Wraith holds out an open palm. “Sergeant Powell, can I see that datapad again?”
“Yes, sir.” The sergeant walks the pad over. Wraith holds it in my view and scrolls through a series of graphs and text strings.
“One thing we should have enough of is AP missiles.” Wraith taps the screen, bringing up a schematic of the anti-vehicle ordnance and launcher. “The loadmasters at Camp Forge gave us more than we needed and stuffed ’em in one sled. Sergeant Powell and I calibrated the range of the koobs’ mortars based on some holofootage I recorded during the barrage. Our heavies will be able to engage with AP missiles a full three hundred meters before they can answer with any kind of effective fire. It’s not much, but it should be enough to keep them from getting comfortable. That, combined with focused sniper fire, should make the koobs have to choose between trying to starve us out—which works to our advantage if help is coming—or go all out in an attempt to overrun us. We both know how much that will cost them.”

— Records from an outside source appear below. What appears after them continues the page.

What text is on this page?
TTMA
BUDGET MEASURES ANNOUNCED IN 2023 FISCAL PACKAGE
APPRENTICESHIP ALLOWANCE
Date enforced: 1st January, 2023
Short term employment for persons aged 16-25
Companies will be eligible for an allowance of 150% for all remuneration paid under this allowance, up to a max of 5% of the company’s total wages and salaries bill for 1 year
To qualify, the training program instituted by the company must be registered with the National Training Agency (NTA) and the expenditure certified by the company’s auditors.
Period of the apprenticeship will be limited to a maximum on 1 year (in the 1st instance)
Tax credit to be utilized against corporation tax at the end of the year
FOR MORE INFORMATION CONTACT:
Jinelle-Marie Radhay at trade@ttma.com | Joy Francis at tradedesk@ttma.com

“How do we handle communication?” I ask, looking up from the datapad. “Without a wide L-comm it’ll be difficult to get orders across the line without the koobs listening in.”
“Still thinking that one over. The L-comm master channel can only be changed via narrow-beam recalibration by a destroyer. I guess Republic engineering didn’t anticipate a company being isolated without Capital ship support, and we don’t have time to wait for R&D to come up with a hardware patch. Suggestions?”